Finding Our Voices: Media, Blogging Activism & Creative Expression

            I’ve spent a lot of time away from classes working and trying to make ends meet for my siblings. It took me a long time to open up about my experiences with oppression, not that it is necessary to push your boundaries to answer questions in the face of oppression, as these conversations are often difficult and unsafe. However, in the current political and cultural climate, and being away from school, it was important for me to find ways to make, learn, and share front-line feminist pedagogy, art and activism that creates space for community, inspiration and hope, through an intersectional lens, in these complex times.

                  One way I managed to tackle this initiative was through blogging. I reached out to friends in our Pakistani community, first- and second-generation immigrants in the Unites States, to talk about the prospect of marriage. What happened to ‘that one girl’ we used to play with? She was sent back to Lahore. What happened to ‘that other one’, wasn’t she a University of Chicago pre-med?
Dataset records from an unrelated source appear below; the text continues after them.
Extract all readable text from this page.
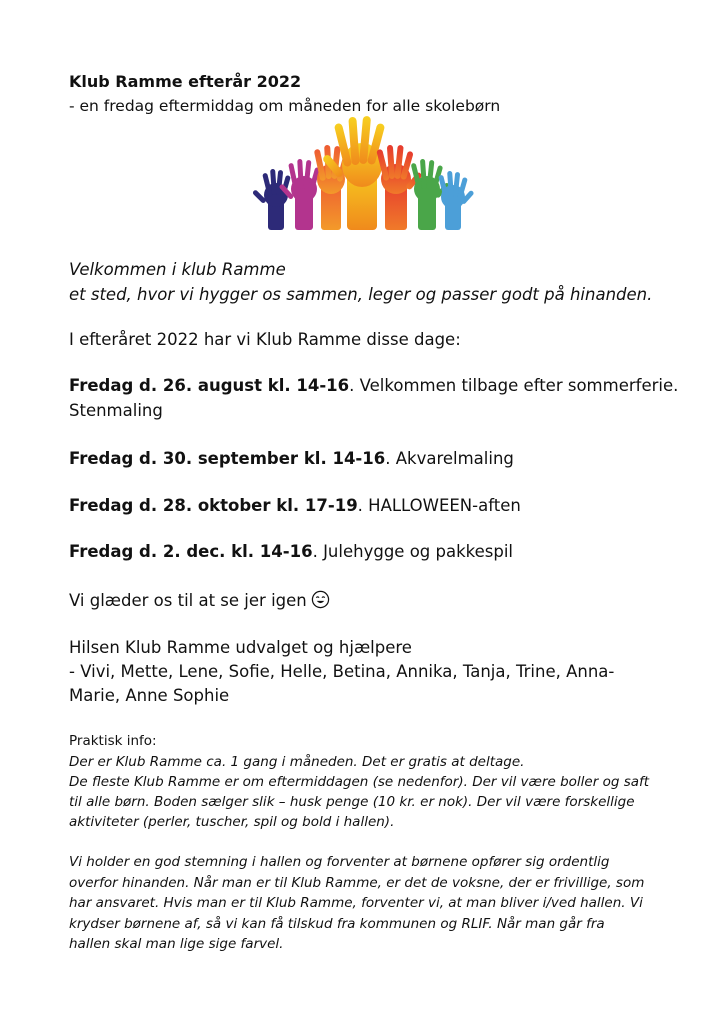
Klub Ramme efterår 2022

- en fredag eftermiddag om måneden for alle skolebørn

Velkommen i klub Ramme

et sted, hvor vi hygger os sammen, leger og passer godt på hinanden.

I efteråret 2022 har vi Klub Ramme disse dage:

Fredag d. 26. august kl. 14-16. Velkommen tilbage efter sommerferie.

Stenmaling

Fredag d. 30. september kl. 14-16. Akvarelmaling

Fredag d. 28. oktober kl. 17-19. HALLOWEEN-aften

Fredag d. 2. dec. kl. 14-16. Julehygge og pakkespil

Vi glæder os til at se jer igen

Hilsen Klub Ramme udvalget og hjælpere

- Vivi, Mette, Lene, Sofie, Helle, Betina, Annika, Tanja, Trine, Anna-

Marie, Anne Sophie

Praktisk info:

Der er Klub Ramme ca. 1 gang i måneden. Det er gratis at deltage.

De fleste Klub Ramme er om eftermiddagen (se nedenfor). Der vil være boller og saft

til alle børn. Boden sælger slik – husk penge (10 kr. er nok). Der vil være forskellige

aktiviteter (perler, tuscher, spil og bold i hallen).

Vi holder en god stemning i hallen og forventer at børnene opfører sig ordentlig

overfor hinanden. Når man er til Klub Ramme, er det de voksne, der er frivillige, som

har ansvaret. Hvis man er til Klub Ramme, forventer vi, at man bliver i/ved hallen. Vi

krydser børnene af, så vi kan få tilskud fra kommunen og RLIF. Når man går fra

hallen skal man lige sige farvel.
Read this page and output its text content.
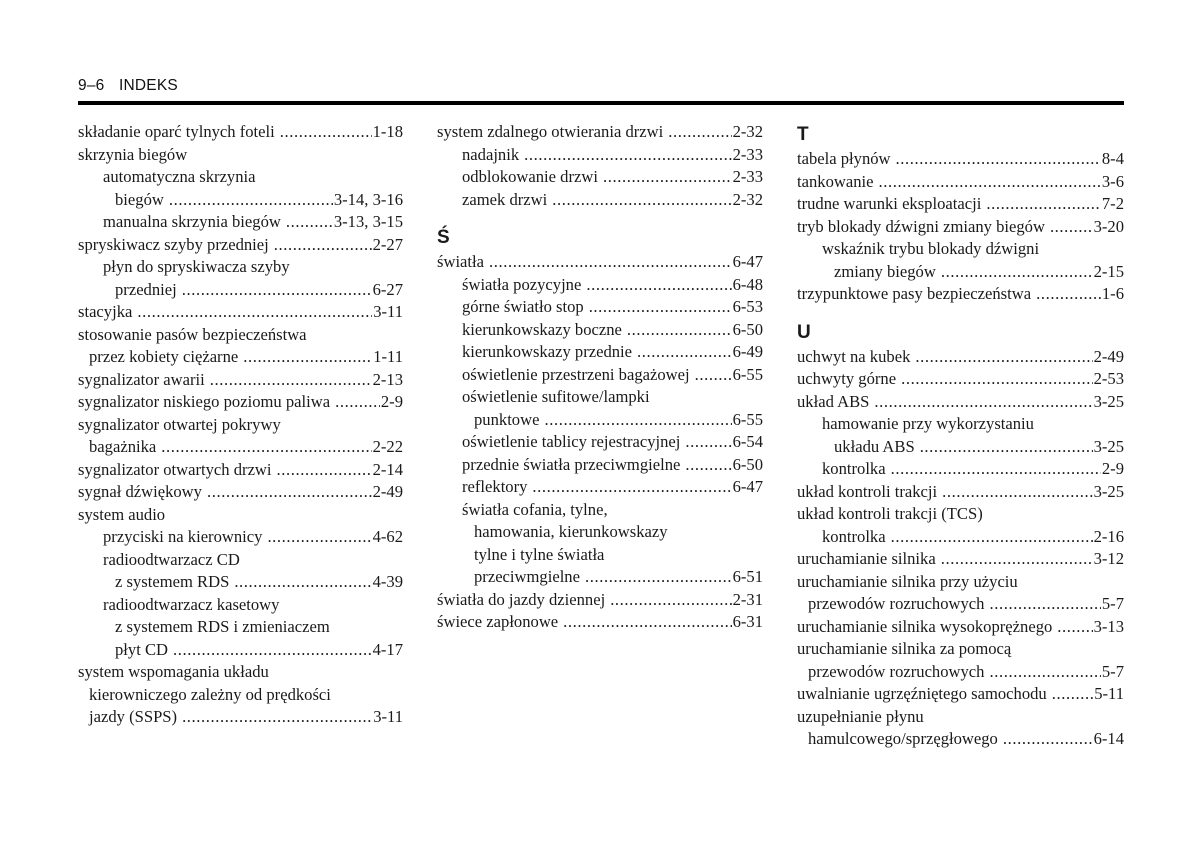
9–6 INDEKS
składanie oparć tylnych foteli .....	1-18
skrzynia biegów
automatyczna skrzynia
biegów .....	3-14, 3-16
manualna skrzynia biegów .....	3-13, 3-15
spryskiwacz szyby przedniej .....	2-27
płyn do spryskiwacza szyby
przedniej .....	6-27
stacyjka .....	3-11
stosowanie pasów bezpieczeństwa
przez kobiety ciężarne .....	1-11
sygnalizator awarii .....	2-13
sygnalizator niskiego poziomu paliwa .....	2-9
sygnalizator otwartej pokrywy
bagażnika .....	2-22
sygnalizator otwartych drzwi .....	2-14
sygnał dźwiękowy .....	2-49
system audio
przyciski na kierownicy .....	4-62
radioodtwarzacz CD
z systemem RDS .....	4-39
radioodtwarzacz kasetowy
z systemem RDS i zmieniaczem
płyt CD .....	4-17
system wspomagania układu
kierowniczego zależny od prędkości
jazdy (SSPS) .....	3-11
system zdalnego otwierania drzwi .....	2-32
nadajnik .....	2-33
odblokowanie drzwi .....	2-33
zamek drzwi .....	2-32
Ś
światła .....	6-47
światła pozycyjne .....	6-48
górne światło stop .....	6-53
kierunkowskazy boczne .....	6-50
kierunkowskazy przednie .....	6-49
oświetlenie przestrzeni bagażowej .....	6-55
oświetlenie sufitowe/lampki
punktowe .....	6-55
oświetlenie tablicy rejestracyjnej .....	6-54
przednie światła przeciwmgielne .....	6-50
reflektory .....	6-47
światła cofania, tylne,
hamowania, kierunkowskazy
tylne i tylne światła
przeciwmgielne .....	6-51
światła do jazdy dziennej .....	2-31
świece zapłonowe .....	6-31
T
tabela płynów .....	8-4
tankowanie .....	3-6
trudne warunki eksploatacji .....	7-2
tryb blokady dźwigni zmiany biegów .....	3-20
wskaźnik trybu blokady dźwigni
zmiany biegów .....	2-15
trzypunktowe pasy bezpieczeństwa .....	1-6
U
uchwyt na kubek .....	2-49
uchwyty górne .....	2-53
układ ABS .....	3-25
hamowanie przy wykorzystaniu
układu ABS .....	3-25
kontrolka .....	2-9
układ kontroli trakcji .....	3-25
układ kontroli trakcji (TCS)
kontrolka .....	2-16
uruchamianie silnika .....	3-12
uruchamianie silnika przy użyciu
przewodów rozruchowych .....	5-7
uruchamianie silnika wysokoprężnego ..... 3-13
uruchamianie silnika za pomocą
przewodów rozruchowych .....	5-7
uwalnianie ugrzęźniętego samochodu .....	5-11
uzupełnianie płynu
hamulcowego/sprzęgłowego .....	6-14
Oh, she got married and dropped out.  We came to the eerie realization, that we were normalizing these real-life scenarios. That there is this silence surrounding child marriages and forced, or arranged, marriages. That there is an incredible fear of speaking about these experiences.

                  Speaking briefly of the cultural pressure to marry: it creates blockages in access to education, healthcare, and community. The project I started, The Chai Collective, was inspired by my experiences being mixed race, and being raised by my Pakistani-Muslim grandparents. As I watched my younger cousins come of age, I realized they weren’t being let off the pressures to marry in the same way I was almost dismissed. Using my privilege as a bastard child, I needed to create safe spaces to hold these conversations about marriage, and internalized racism. So I decided to collectivize via blogging: opening the front end to anecdotal, personal, artistic, and mixed media submissions.

                  The creative component is essential to opening safe cross-generational dialogue and effectively communicating our challenges. Discussing issues marriage, the value of same-race marriage, the effects and fears of interracial, and intersex marriage, or choosing not to marry, etc., does not come often without a threat to reputation. Blogging is a perfect medium for these conversations, because anonymity is an option.  The shamed sentiments are veiled through creativity: crafting a submission of one’s own personal feeling and experiences for the consumption of a larger audience removes the individual behind those sentiments, enabling people to add more content without fear for their reputation.

                  Thus far, we’ve had a few very brave contributors, and over 100k views. Sharing ideas on various social media platforms [Facebook, Twitter, Instagram, etc.] disrupts silence and delivers these conversations to the fore-front of academic and political discussion. I’ve had the opportunity to speak on community panels with other students of different cultural makeup about marriage. We’ve built an even larger community of Indo-Paki, Filipino, and Latina challenging marriage, as well as systemic oppression pervasive in various aspects of our lives. My hopes are that these conversations grow, and can be brought to the complex policy-making world in order to provide services and support to victims of forced marriage and/or bride kidnapping in the US.